Verse 18
18. For verily Very emphatic is our Lord in removing all thought that he annuls, instead of fulfilling, the law. He repeats his I am come; he adds a verily I say unto you, and asserts the infinite value of every point of the law. Verily is the same in the original as our word Amen, and it was a solemn so let it be. As the Hebrews used it for a solemn confirmatory close, the Christian Church has retained it for the same purpose.
Heaven and earth As Stier remarks, the heaven here is not the heavens of Matthew 5:12; as the earth here is not the earth promised in Matthew 5:5. Heaven and earth as they now are, are transitory. They shall pass away.
One jot or one tittle Our Lord proceeds to show that, so far from destroying or dishonouring the law, he would magnify it even beyond their Pharisaic teachers, who divided its precepts into the weightier and lighter classes, the former of which must be kept, while the latter might be slighted. He taught, on the contrary, that the slightest point of God’s law is of limitless obligation and imperishable completion. The jot was the yod, ( י ,) the smallest letter in the Hebrew alphabet. The tittle was the term for the point by which very similar Hebrew letters (as for instance, Resh ר and Daleth ד ) were distinguished from each other. As many Hebrew words and letters were very similar, a slight change would often very greatly vary the sense.

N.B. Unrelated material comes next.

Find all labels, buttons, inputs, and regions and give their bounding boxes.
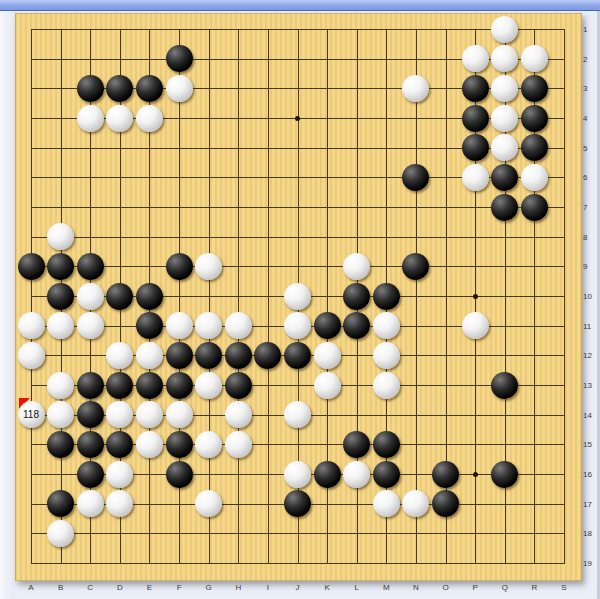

So the Jewish writers had many curious remarks; such as the following, which we quote from Clarke on the passage:
“In Vayikra Rabba, s. 19, it is said: Should any person, in the words of Deuteronomy 6:4, Hear, O Israel, the Lord our God is אחד achad, ONE Lord, change the ד daleth into a ר resh, he would ruin the world.” [Because, in that case, the word אחר achar, would signify a strange or false God.] “ ‘Should any one, in the words of Exodus 34:14, Thou shalt worship no OTHER, אחר achar, God, change ר resh into ד daleth, he would ruin the world.’ [Because the command would then run, Thou shalt not worship the ONLY or true God. ] “ ‘Should any one, in the words of Leviticus 22:32, Neither shall ye PROFANE, תחללו techalelu, my holy name, change ח cheth into ה he, he would ruin the world.’ [Because the sense of the commandment would then be, Neither shall ye PRAISE my holy name. ]”
Our Lord here, of course, uses the names of the Jewish characters figuratively, to indicate the smallest point in the moral force of the law. Till all be fulfilled There is twice a till in this verse, rendering the meaning slightly obscure. The sense briefly is, Not the slightest principle of the law shall fail of accomplishment while the world stands.